Alongside asking him if he believed that banning abortion would make it stop, you said that banning abortion will result in women using alternative abortion methods that are less safe than what is available when abortion is legal. This isn’t a problem for his stance. If an activity is wrong in such a way that it ought to be illegal, then it is does not matter if people get hurt doing this immoral activity. If the activity is not wrong, then there is no need to bring safety concerns into this.
I know. That is why each mock question ended with “or make it less common”.
I didn’t realize at the time that I made that post that I did not address the thing about safety as I was intending. I instead addressed the separate but related issue of arguments about laws not “stopping” an activity.
The issue is that the argument from safety you are using is neither necessary nor sufficient for justifying your stance (which is also my stance).
Emotion may be involved, but it doesn’t have to be. Science cannot produce an answer either way on the issue he is claiming it (science) can produce an answer for.
I am not clear on the evidence, that abortion overall will be that much less common if banned.
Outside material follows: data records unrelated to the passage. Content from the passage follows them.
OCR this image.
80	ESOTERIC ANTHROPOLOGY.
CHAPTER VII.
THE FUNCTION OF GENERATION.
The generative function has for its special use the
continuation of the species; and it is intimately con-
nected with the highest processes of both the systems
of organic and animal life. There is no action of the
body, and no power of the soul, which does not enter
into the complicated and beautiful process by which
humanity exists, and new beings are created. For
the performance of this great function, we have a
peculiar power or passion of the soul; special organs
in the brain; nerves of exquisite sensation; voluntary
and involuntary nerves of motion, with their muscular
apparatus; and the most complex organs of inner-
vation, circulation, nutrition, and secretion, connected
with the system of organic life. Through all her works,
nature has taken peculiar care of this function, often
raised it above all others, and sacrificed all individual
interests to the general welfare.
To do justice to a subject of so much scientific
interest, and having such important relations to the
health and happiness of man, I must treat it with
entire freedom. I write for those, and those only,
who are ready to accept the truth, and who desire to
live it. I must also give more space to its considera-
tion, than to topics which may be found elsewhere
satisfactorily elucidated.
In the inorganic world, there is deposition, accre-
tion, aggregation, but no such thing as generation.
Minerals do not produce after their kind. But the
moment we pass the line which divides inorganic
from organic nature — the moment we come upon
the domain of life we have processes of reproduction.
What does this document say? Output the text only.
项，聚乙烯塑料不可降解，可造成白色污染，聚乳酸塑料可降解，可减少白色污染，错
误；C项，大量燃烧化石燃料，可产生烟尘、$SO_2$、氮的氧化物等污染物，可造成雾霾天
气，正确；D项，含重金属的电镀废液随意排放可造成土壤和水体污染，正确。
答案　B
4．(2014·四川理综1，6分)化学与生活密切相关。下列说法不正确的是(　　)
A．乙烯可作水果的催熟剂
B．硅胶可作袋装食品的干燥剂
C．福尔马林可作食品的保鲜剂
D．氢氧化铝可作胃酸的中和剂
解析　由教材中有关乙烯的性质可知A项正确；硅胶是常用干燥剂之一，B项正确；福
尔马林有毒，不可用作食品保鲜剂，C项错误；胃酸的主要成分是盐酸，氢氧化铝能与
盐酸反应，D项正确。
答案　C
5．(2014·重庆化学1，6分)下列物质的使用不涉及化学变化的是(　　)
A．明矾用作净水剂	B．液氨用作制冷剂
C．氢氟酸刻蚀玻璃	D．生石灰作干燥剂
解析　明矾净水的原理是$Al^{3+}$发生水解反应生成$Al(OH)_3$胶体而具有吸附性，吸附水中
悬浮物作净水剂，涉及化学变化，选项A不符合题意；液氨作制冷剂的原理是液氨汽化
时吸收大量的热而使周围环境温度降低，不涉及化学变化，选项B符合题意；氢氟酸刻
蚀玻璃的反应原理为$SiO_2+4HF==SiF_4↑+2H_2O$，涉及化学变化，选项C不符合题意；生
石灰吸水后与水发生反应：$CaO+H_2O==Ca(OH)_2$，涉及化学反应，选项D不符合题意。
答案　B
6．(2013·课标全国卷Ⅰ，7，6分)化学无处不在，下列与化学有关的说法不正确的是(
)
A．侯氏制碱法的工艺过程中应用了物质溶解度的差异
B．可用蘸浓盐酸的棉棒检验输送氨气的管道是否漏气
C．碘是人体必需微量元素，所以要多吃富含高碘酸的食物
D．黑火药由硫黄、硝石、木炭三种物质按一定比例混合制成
Does that also take into account the amount of injuries/deaths that will happen due to desperate people taking desperate actions?
Also, how much something like this effects for the poor, vs those with the means to get BC, and/or if an abortion is chosen.
So we should ignore it? The constitution is incredibly short. I don’t think we should assume any part is meaningless just because it’s hard to put into practice.
It’s not just hard to put into practice, it’s impossible.
What it says is that there are other rights not mentioned in the constitution. OK- What are they.
It doesn’t say. It doesn’t even give a hint.
It was inserted, because the framers were afraid that a bill of rights might make people assume that if a right wasn’t listed, it didn’t exist.
For starters, you could look to what the writers thought were rights and what they were trying to protect against in what they did include. It’s an uncertain science but it’s better than literally doing what the 9th is there to stop us from doing–acting as if only the written rights exist.